California's huge share of the settlement _ approximately 45 percent, the largest share of any state _ means the deal might help keep home prices from falling more in the state than in others, Chen said.
"This issue has never been about anything other than allowing homeowners, hardworking people, to be able to stay in their homes," California Attorney General Kamala D. Harris said at a Los Angeles news conference. "And we were very determined to make sure that California, the hardest hit in the country, would receive its fair share."
Nationally, just $1.5 billion from the settlement will go directly to people who lost their homes in foreclosure proceedings from 2008 through 2011 that included botched paperwork and other servicing problems that triggered federal and state investigations.
Those people _ an estimated 750,000 _ would receive checks of $1,500 to $2,000.
The deal also includes incentives to lenders to provide assistance to homeowners within the next year, when it could be the most help to a housing market yet to hit bottom.
Some argue that the settlement should have done more to help people who were victims of wrongful foreclosures.
"It is one small step in the direction of justice," said Ed Leamer, director of the University of California-Los Angeles Anderson Forecast. "It is an ounce of justice, but we need a pound of justice."
Iowa Attorney General Tom Miller, who led the negotiations, defended the relatively small payments going to people who lost their homes in foreclosure.
He said it is just one part of the settlement and is more than most of those homeowners could have expected to receive on their own.
Miller also said he expected that the large amount of write-downs on principal, which will take place as part of the settlement, will lead the practice _ resisted so far by servicers _ to become commonplace as banks and investors see that it is not the money-loser they have feared.

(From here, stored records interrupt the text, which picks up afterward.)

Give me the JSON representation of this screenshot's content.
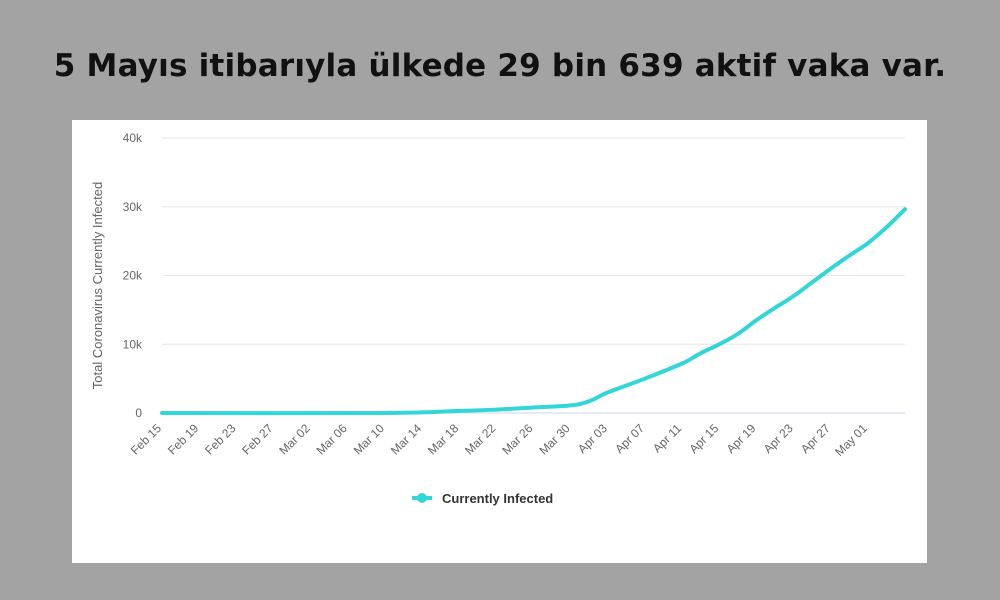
{
  "headline": "5 Mayıs itibarıyla ülkede 29 bin 639 aktif vaka var.",
  "colors": {
    "background": "#a3a3a3",
    "panel": "#ffffff",
    "line": "#33d6d6",
    "grid": "#e6e6e6"
  },
  "chart_data": {
    "type": "line",
    "title": "",
    "xlabel": "",
    "ylabel": "Total Coronavirus Currently Infected",
    "ylim": [
      0,
      40000
    ],
    "y_ticks": [
      0,
      10000,
      20000,
      30000,
      40000
    ],
    "y_tick_labels": [
      "0",
      "10k",
      "20k",
      "30k",
      "40k"
    ],
    "x_tick_labels": [
      "Feb 15",
      "Feb 19",
      "Feb 23",
      "Feb 27",
      "Mar 02",
      "Mar 06",
      "Mar 10",
      "Mar 14",
      "Mar 18",
      "Mar 22",
      "Mar 26",
      "Mar 30",
      "Apr 03",
      "Apr 07",
      "Apr 11",
      "Apr 15",
      "Apr 19",
      "Apr 23",
      "Apr 27",
      "May 01"
    ],
    "x_range": [
      "Feb 15",
      "May 05"
    ],
    "grid": true,
    "legend_position": "bottom",
    "series": [
      {
        "name": "Currently Infected",
        "color": "#33d6d6",
        "x": [
          "Feb 15",
          "Mar 10",
          "Mar 18",
          "Mar 22",
          "Mar 26",
          "Mar 30",
          "Apr 01",
          "Apr 03",
          "Apr 07",
          "Apr 11",
          "Apr 13",
          "Apr 15",
          "Apr 17",
          "Apr 19",
          "Apr 21",
          "Apr 23",
          "Apr 25",
          "Apr 27",
          "Apr 29",
          "May 01",
          "May 03",
          "May 05"
        ],
        "values": [
          0,
          0,
          300,
          500,
          800,
          1100,
          1700,
          3000,
          5000,
          7200,
          8700,
          10000,
          11500,
          13500,
          15300,
          17000,
          19000,
          21000,
          22900,
          24700,
          27000,
          29639
        ]
      }
    ]
  }
}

The foreclosure deal was reached with the nations' five largest servicers _ Bank of America Corp., JPMorgan Chase & Co., Wells Fargo & Co., Citigroup Inc. and Ally Financial Inc. _ which account for about 55 percent of all mortgagesserviced in the United States.
The banks issued statements saying they were glad to have the settlement process behind them; analysts said all had set aside sufficient funds to cover the agreement.
Government officials hope to expand it to nine other servicers in coming weeks. If all signed on, the deal would increase to $30 billion.
The settlement sets new national standards for mortgage servicing, to be overseen by an independent monitor, that officials said would end the frustrating runarounds endured by homeowners trying to get their mortgages modified or make other changes to avoid foreclosure.
But the deal goes beyond those problems to try to help people whose home values plunged because of the collapse of the housing market.
In California, $12 billion in assistance would go to underwater homeowners in the hardest-hit regions, such as the Inland Empire and Central Valley, Harris said.
Harris was one of the last attorneys general to sign on, using the leverage of the nation's largest state to increase the size of the settlement.
Kurt Eggert, a law professor at Chapman University who has studied predatory lending, said California was key to the settlement, which went beyond the robo-signing problems that hit harder in states with judicial foreclosure proceedings. In California, foreclosures happen largely without court oversight.
Guy Cecala, publisher of Inside Mortgage Finance, said California probably got the best deal of any state.
"But it is still not a huge amount," he said. Cecala agreed that the main effect of the settlement will be to speed up the stalled foreclosure process.
"It will remove the cloud that has hung over servicers, so it should speed up and effectively pave the way to getting the housing market to more of a normal situation," he said. "That will clearly be a benefit for borrowers and consumers."